Health

Junior doctors agree new contract to end four-year dispute


NHS junior doctors have accepted a new contract which gives them an 8.2% pay rise over four years in return for finally ending a four year-long dispute with ministers that triggered the first walkouts they had ever staged.

More than four in five (82%) of the junior doctor members of the British Medical Association who voted in a referendum on the new terms and conditions agreed to accept them.

About 39,000 junior doctors in England – all medics below the level of consultant – will benefit from the deal, which the BMA announced at its annual conference in Belfast.

Dr Jeeves Wijesuriya, the chair of the BMA’s junior doctors committee (JDC), said members had approved the deal because they recognised that it involved enhanced shared parental leave and better rest facilities. He said: “We have made major strides towards a better future for all junior doctors.”

Under the deal, the 39,000 doctors – who are all in training – will get:

  • a payrise averaging 2% for each of the next four years, starting in 2020.

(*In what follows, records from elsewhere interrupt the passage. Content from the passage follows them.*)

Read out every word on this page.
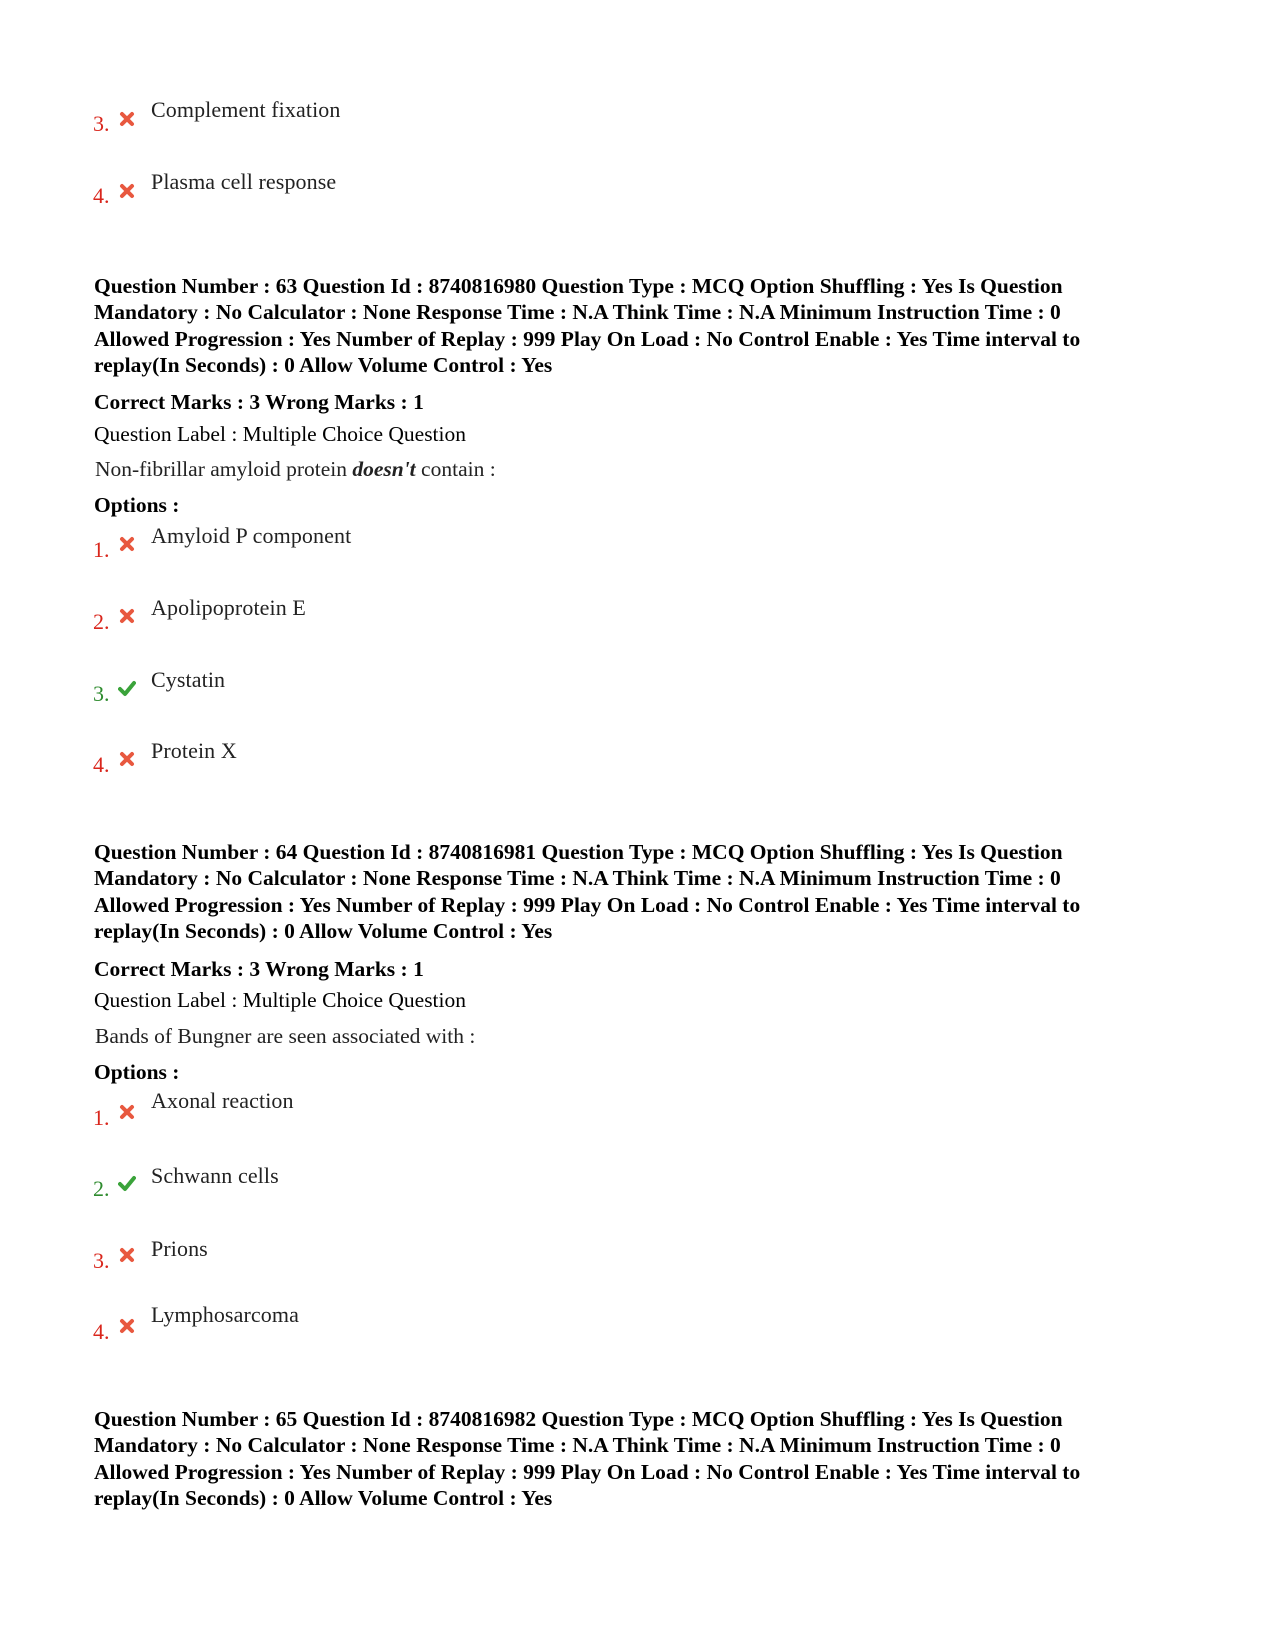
3.
Complement fixation
4.
Plasma cell response
Question Number : 63 Question Id : 8740816980 Question Type : MCQ Option Shuffling : Yes Is Question
Mandatory : No Calculator : None Response Time : N.A Think Time : N.A Minimum Instruction Time : 0
Allowed Progression : Yes Number of Replay : 999 Play On Load : No Control Enable : Yes Time interval to
replay(In Seconds) : 0 Allow Volume Control : Yes
Correct Marks : 3 Wrong Marks : 1
Question Label : Multiple Choice Question
Non-fibrillar amyloid protein doesn't contain :
Options :
1.
Amyloid P component
2.
Apolipoprotein E
3.
Cystatin
4.
Protein X
Question Number : 64 Question Id : 8740816981 Question Type : MCQ Option Shuffling : Yes Is Question
Mandatory : No Calculator : None Response Time : N.A Think Time : N.A Minimum Instruction Time : 0
Allowed Progression : Yes Number of Replay : 999 Play On Load : No Control Enable : Yes Time interval to
replay(In Seconds) : 0 Allow Volume Control : Yes
Correct Marks : 3 Wrong Marks : 1
Question Label : Multiple Choice Question
Bands of Bungner are seen associated with :
Options :
1.
Axonal reaction
2.
Schwann cells
3. Prions
4.
Lymphosarcoma
Question Number : 65 Question Id : 8740816982 Question Type : MCQ Option Shuffling : Yes Is Question
Mandatory : No Calculator : None Response Time : N.A Think Time : N.A Minimum Instruction Time : 0
Allowed Progression : Yes Number of Replay : 999 Play On Load : No Control Enable : Yes Time interval to
replay(In Seconds) : 0 Allow Volume Control : Yes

  • new limits on how much weekend working they do.

  • new limits on the number of long shifts, of up to 13 hours, they can do in a row.

Wijesuriya acknowledged the bitterness of the year-long dispute between junior doctors and the then health secretary Jeremy Hunt in 2015-16, which led to a series of strikes, including an unprecedented total withdrawal of labour, by trainees.

The agreement on a new deal had come about “through a new collaborative, constructive negotiation process that has learned from the mistakes of the past”, he added.

The BMA has been locked in a dispute with the government over the contract since 2016, when Hunt imposed it. Ministers agreed to review in 2018 how it was working. The new deal follows months of detailed negotiations between the BMA and the department of health and social care.

Matt Hancock, the health and social care secretary, said: “I’m delighted that we have successfully brought to an end the junior doctors dispute with this landmark agreement. Improved working conditions and an 8.2% four-year pay rise will give junior doctors and current medical students the support they fully deserve.”

However, only 11,588 (28%) of the 41,116 junior doctors and final- or penultimate-year medical students who were entitled to vote did so. Of those, 9,449 backed the deal and 2,139 (18%) voted against.

The deal is expected to clear its final hurdle on 2 July when the JDC is likely to formally endorse it.

But the Doctors’ Association UK, which campaigns to improve junior doctors’ working lives, criticised the new contract. It represents “a poor deal for hardworking junior doctors, with its modest financial gains largely negated by inflation, a drawn-out implementation timetable and contractual loopholes”, it said.